Our emotional repertoire, too, ensures that the world of tomorrow will be a familiar place. Humans are a social species, with intense longings for friends, communities, family and spouses, consummated by face-to-face contact. E-mail and e-commerce will continue their inroads, of course, but not to the point of making us permanent antisocial shut-ins; only to the point where the increase in convenience is outweighed by a decrease in the pleasure of being with friends, relations and interesting strangers.

But human relationships also embrace conflicts of biological interests, surfacing in sibling rivalry, status-seeking, infidelity and mistrust. Conflicts with other people, including those we care most about, will dominate the thoughts of our descendants, animate their conversation and supply the plots of their fiction, whatever the medium.

If constraints on human nature make the future more like the present and the past than futurologists predict, should we despair? Many people, seeing the tragedies of today's world, dream of a future in which our descendants are infinitely good, wise and powerful.
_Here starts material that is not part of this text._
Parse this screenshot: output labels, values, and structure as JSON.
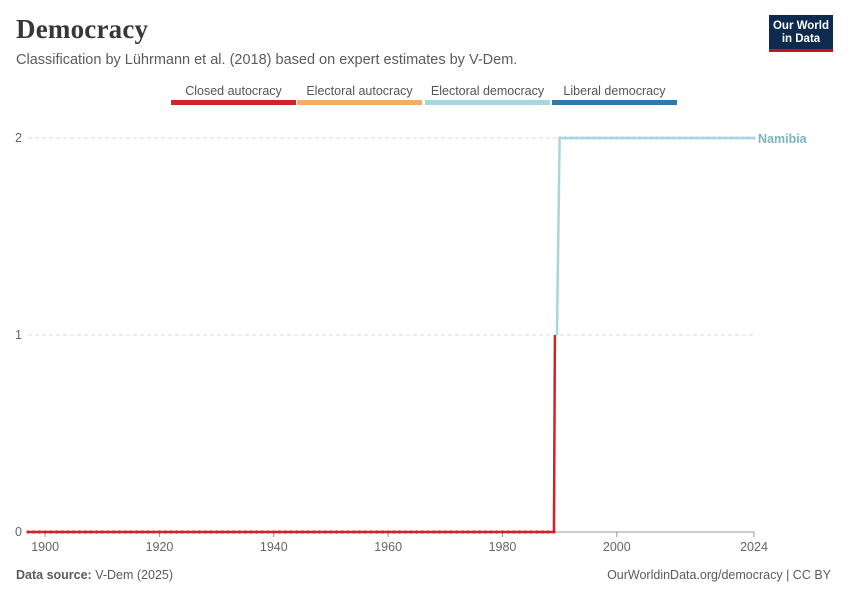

The idea that our future might be constrained by DNA shaped in the savannah and ice ages seems depressing-even dangerous.

Admittedly, many assertions of ineluctable human nature have proved wrong and harmful-the "inevitability" of war, racial segregation and the political inequality of women. But the opposite view, of an infinitely plastic and perfectible mind, has led to horrors of its own: Soviet "new man," re-education camps and the unjust blaming of mothers for the disabilities and neuroses of their children.

There are universal human needs which explain, among other things, why we enjoy the art and stories of peoples who lived in centuries past: Shakespeare, the Bible, the love stories and hero myths of countless cultures superficially unlike our own.

Futurologists should realise that their fantasies scare us. The preposterous world in which we interact only in cyberspace, merge with our computers, design our children from a catalogue, gives us the creeps and turns us off the genuine promise of technological progress. The constancy of human nature is our reassurance.